Quando conclui o último capítulo de Zakhor afirmando que a sombra de Funes, o memorioso, recai sobre todos nós, Yerushalmi (1996, p. 102) busca no conto de Borges a comparação ideal com a maneira como vê a historiografia que se torna, ela mesma, objeto de investigação histórica. Funes é o personagem que guarda até mesmo a menor de suas recordações, a mais minuciosa e vívida em relação à memória de quaisquer outras pessoas, sendo o espectador de um mundo intoleravelmente preciso e autor de projetos de uma grandeza inútil – um vocabulário infinito para a série de números naturais e um catálogo mental de todas as imagens por ele recordadas (Borges, 2010, p. 110-116). Yerushalmi parece ter uma visão parecida acerca da “hipertrofia da história” e, na conferência em Paris, reafirma o que apresentou em Zakhor: que a tentação de restaurar o passado total e o crescente desejo de alcançar a objetividade científica exigiram um desprendimento cada vez maior entre o ofício do historiador e os interesses imediatos do grupo. Assim, “Para o historiador, Deus habita nos detalhes. Todavia, a memória se insurge, denunciando que os detalhes se tornaram deuses” (Yerushalmi, 2017, p. 24). Funes el memorioso é concluído com a fastidiada assertiva do narrador de que, não havendo nada no abarrotado mundo de Funes além de detalhes imediatos, ele já não seria realmente capaz de pensar, pois pensar é esquecer diferenças, generalizar, abstrair (Borges, 2010, p. 117).
Curiosamente, Yerushalmi sentiu a necessidade de concluir sua fala com o que chamou de “epílogo dissonante”. Após advertir que a crise do historicismo foi um reflexo da crise de nossa cultura e vida espiritual, pois não dispomos mais de uma Halakhah – um conjunto de valores que permitiria transformar a história em memória –, o historiador retorna às ressalvas que demonstrou a respeito do título do colóquio, “Usos do esquecimento”. Com isso, pretende distanciar o seu trabalho de uma rejeição ao empreendimento histórico em si, como muitos o interpretaram. Assim, mantém a posição de que é inviável que a historiografia substitua a memória coletiva, mas apresenta a história, seu imperativo moral, como mais urgente do que nunca, o que se deve ao surgimento de uma questão mais premente à decadência da memória coletiva, que é a violação do que ela poderia conservar, a “mentira deliberada visando a destruição de arquivos e fontes” (Yerushalmi, 2017, p. 27). Pode-se inferir que ele alude e teme, em especial, o negacionismo da Shoah, considerando que menciona os “assassinos da memória” – termo usado posteriormente por Vidal-Naquet para falar contra o revisionismo –, além de concluir citando uma matéria do Le Monde, sobre a necessidade ou não de julgar Klaus Barbie,[12] na qual a palavra esquecimento aparecia como antônimo de justiça e não de memória. Por fim, dissonante, coloca-se ao lado do excesso da história, conquanto seu terror do esquecimento supera o terror de recordar demasiadamente (Yerushalmi, 2017, p. 17-18).

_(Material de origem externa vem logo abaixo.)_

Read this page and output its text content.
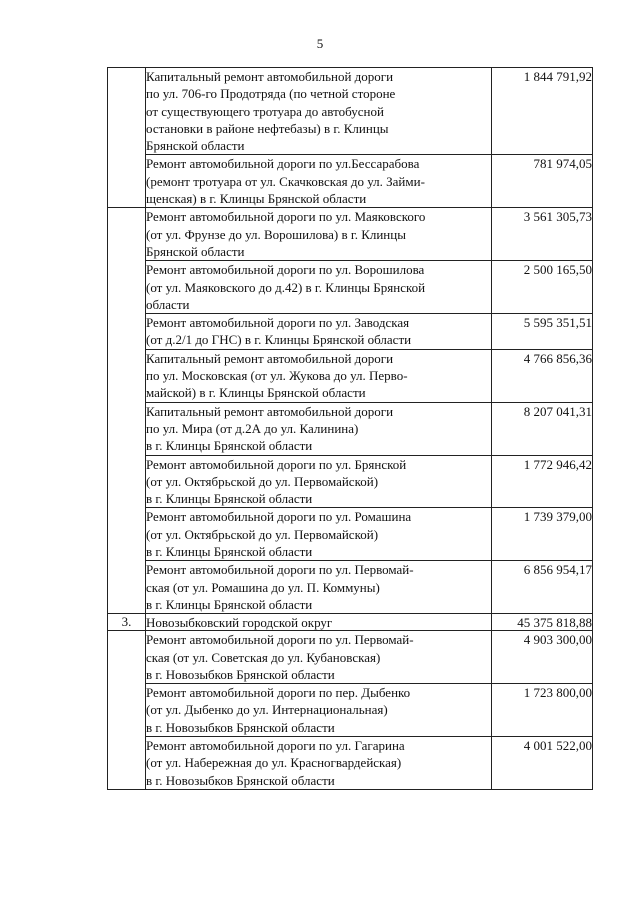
5

	Капитальный ремонт автомобильной дороги
по ул. 706-го Продотряда (по четной стороне
от существующего тротуара до автобусной
остановки в районе нефтебазы) в г. Клинцы
Брянской области	1 844 791,92

	Ремонт автомобильной дороги по ул.Бессарабова
(ремонт тротуара от ул. Скачковская до ул. Займи-
щенская) в г. Клинцы Брянской области	781 974,05

	Ремонт автомобильной дороги по ул. Маяковского
(от ул. Фрунзе до ул. Ворошилова) в г. Клинцы
Брянской области	3 561 305,73

	Ремонт автомобильной дороги по ул. Ворошилова
(от ул. Маяковского до д.42) в г. Клинцы Брянской
области	2 500 165,50

	Ремонт автомобильной дороги по ул. Заводская
(от д.2/1 до ГНС) в г. Клинцы Брянской области	5 595 351,51

	Капитальный ремонт автомобильной дороги
по ул. Московская (от ул. Жукова до ул. Перво-
майской) в г. Клинцы Брянской области	4 766 856,36

	Капитальный ремонт автомобильной дороги
по ул. Мира (от д.2А до ул. Калинина)
в г. Клинцы Брянской области	8 207 041,31

	Ремонт автомобильной дороги по ул. Брянской
(от ул. Октябрьской до ул. Первомайской)
в г. Клинцы Брянской области	1 772 946,42

	Ремонт автомобильной дороги по ул. Ромашина
(от ул. Октябрьской до ул. Первомайской)
в г. Клинцы Брянской области	1 739 379,00

	Ремонт автомобильной дороги по ул. Первомай-
ская (от ул. Ромашина до ул. П. Коммуны)
в г. Клинцы Брянской области	6 856 954,17
3.	Новозыбковский городской округ	45 375 818,88

	Ремонт автомобильной дороги по ул. Первомай-
ская (от ул. Советская до ул. Кубановская)
в г. Новозыбков Брянской области	4 903 300,00

	Ремонт автомобильной дороги по пер. Дыбенко
(от ул. Дыбенко до ул. Интернациональная)
в г. Новозыбков Брянской области	1 723 800,00

	Ремонт автомобильной дороги по ул. Гагарина
(от ул. Набережная до ул. Красногвардейская)
в г. Новозыбков Брянской области	4 001 522,00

Ricoeur (2007, p. 408-409) compreende que Zakhor é um livro capaz de nos permitir o acesso a um problema universal por meio da existência da singularidade judaica, revelando a resistência que toda memória pode opor ao tratamento historiográfico pelo qual o historiador é capaz de afetar a memória das mais variadas maneiras: contestando, corrigindo, deslocando, interrompendo ou até mesmo destruindo. Uma atenção especial é dada por Ricoeur, em seu comentário sobre a obra de Yerushalmi, à ideia de sentido na história, pois o sentido na história pode se encontrar em gêneros alheios à preocupação de explicar os acontecimentos históricos. A injunção para se lembrar e não esquecer explicita que a sobrevivência dos judeus enquanto grupo depende da memória, mas não infere a obrigação de narrar os acontecimentos históricos, de modo que o lugar da narrativa está ao lado das leis e isso é o explicita a preocupação com o sentido da história. Assim, para Ricoeur, é apenas com um olhar retrospectivo que Yerushalmi pode apontar a não equivalência entre o sentido na história, a memória do passado e a escrita da história. Justamente pela diferença entre a poesia ou a lenda e a história erudita ser ignorada é que o sentido na história pode ignorar a historiografia: é possível que o caráter histórico da fé bíblica tenha se originado de uma reconstrução da historiografia (Ricoeur, 2007, p. 410). O distanciamento entre a memória coletiva e a historiografia não deixa de ser, por isso, paradigmático, pois a relação entre historiografia e secularização é inegável e é também exemplar o “mal-estar na historiografia” do qual afirma sofrer Yerushalmi enquanto um historiador profissional judeu. O projeto mesmo da Wissenschaft des Judentums não surgiu como uma simples adoção da metodologia científica, foi também uma crítica ao sentido teológico presente na memória judaica, por isso “esse mal-estar é talvez o nosso, o de todos nós, filhos bastardos da memória judaica e da historiografia secularizada do século XIX” (Ricoeur, 2007. p. 412).
Referências
ARENDT, Hannah. Entre o passado e o futuro. Tradução de Mauro W. Barbosa. São Paulo: Perspectiva, 2016.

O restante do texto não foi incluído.